Prison near Dundee, Scotland

Castle Huntly is a castle in Scotland, now used as a prison under the name HMP Castle Huntly. It is located approximately 7 mi west of Dundee in the Carse of Gowrie, Perth and Kinross, close to the shore of the Firth of Tay, and can be seen from the main road linking Dundee and Perth. The castle sits on top of a rocky outcrop surrounded by what is now farmland. In ancient times this land was marshy wilderness and the decision to locate the castle on the rock may have been taken with a view to the castle's defensive position in mind.

== History ==
Lord Gray of Fowlis built Castle Huntly around 1452, under licence from James II of Scotland. The castle changed hands in 1614, when the then Earl of Strathmore acquired it and changed its name to Castle Lyon. Two women — Apollonia Kickius and a Mrs Morris — worked as painters at Castle Lyon in the late 17th century.
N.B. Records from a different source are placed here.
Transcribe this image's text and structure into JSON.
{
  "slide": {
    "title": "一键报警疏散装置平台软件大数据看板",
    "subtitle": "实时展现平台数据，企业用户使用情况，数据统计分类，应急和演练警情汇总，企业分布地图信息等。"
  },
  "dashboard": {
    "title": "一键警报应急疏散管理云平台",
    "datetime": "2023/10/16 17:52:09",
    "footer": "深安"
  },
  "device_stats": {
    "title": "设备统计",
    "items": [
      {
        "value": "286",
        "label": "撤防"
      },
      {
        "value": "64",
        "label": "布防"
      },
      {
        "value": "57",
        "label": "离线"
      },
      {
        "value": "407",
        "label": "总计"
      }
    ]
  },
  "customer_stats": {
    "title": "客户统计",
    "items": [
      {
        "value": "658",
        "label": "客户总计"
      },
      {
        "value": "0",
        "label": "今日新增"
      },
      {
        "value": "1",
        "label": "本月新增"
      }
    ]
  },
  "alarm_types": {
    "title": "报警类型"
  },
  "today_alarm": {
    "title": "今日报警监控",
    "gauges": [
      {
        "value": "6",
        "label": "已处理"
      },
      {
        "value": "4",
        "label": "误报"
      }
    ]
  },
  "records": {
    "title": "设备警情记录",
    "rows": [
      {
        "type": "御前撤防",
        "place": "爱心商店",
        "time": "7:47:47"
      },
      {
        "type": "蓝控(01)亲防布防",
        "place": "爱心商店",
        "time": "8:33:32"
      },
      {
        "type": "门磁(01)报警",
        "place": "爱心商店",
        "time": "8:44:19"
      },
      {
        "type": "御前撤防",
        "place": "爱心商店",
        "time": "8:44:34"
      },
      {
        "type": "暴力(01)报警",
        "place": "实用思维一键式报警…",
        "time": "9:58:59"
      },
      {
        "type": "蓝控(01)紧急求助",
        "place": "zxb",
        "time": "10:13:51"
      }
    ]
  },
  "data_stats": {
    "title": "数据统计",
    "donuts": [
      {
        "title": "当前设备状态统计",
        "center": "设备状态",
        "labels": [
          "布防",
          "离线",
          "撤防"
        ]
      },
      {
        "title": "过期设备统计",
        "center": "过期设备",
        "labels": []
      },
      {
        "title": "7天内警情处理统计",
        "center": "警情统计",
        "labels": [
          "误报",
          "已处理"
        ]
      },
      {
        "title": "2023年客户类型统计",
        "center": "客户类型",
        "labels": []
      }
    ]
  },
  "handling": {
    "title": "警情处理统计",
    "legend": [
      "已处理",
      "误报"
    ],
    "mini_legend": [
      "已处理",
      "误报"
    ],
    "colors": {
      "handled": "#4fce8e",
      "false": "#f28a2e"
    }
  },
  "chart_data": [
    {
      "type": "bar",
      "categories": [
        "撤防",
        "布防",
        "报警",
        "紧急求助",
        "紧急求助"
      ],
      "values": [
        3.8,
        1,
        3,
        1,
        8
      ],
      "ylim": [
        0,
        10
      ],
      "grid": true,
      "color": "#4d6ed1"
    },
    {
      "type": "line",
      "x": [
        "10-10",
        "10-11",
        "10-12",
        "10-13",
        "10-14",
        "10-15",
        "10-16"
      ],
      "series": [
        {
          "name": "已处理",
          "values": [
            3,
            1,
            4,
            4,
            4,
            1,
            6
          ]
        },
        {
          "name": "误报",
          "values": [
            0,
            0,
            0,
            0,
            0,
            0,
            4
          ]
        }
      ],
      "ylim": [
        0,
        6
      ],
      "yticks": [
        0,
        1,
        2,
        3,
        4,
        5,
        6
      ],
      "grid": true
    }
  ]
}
In the 1770s, the widow of the 7th Earl of Strathmore sold the castle to George Paterson, of the East India Company. He changed the name back to Castle Huntly.

The castle left the hands of the Paterson family in 1946, after the death of Colonel Adrian Gordon Paterson, when his wife sold the castle to the government. In 1947, the castle was refurbished and became a borstal, then a young offenders' institution before becoming an open prison for adult male prisoners. It is now known as HMP Castle Huntly and is the only open prison in Scotland. Most prisoners at the establishment are low-risks serving short sentences of up to two years, although some are long-sentence prisoners approaching the end of their sentences.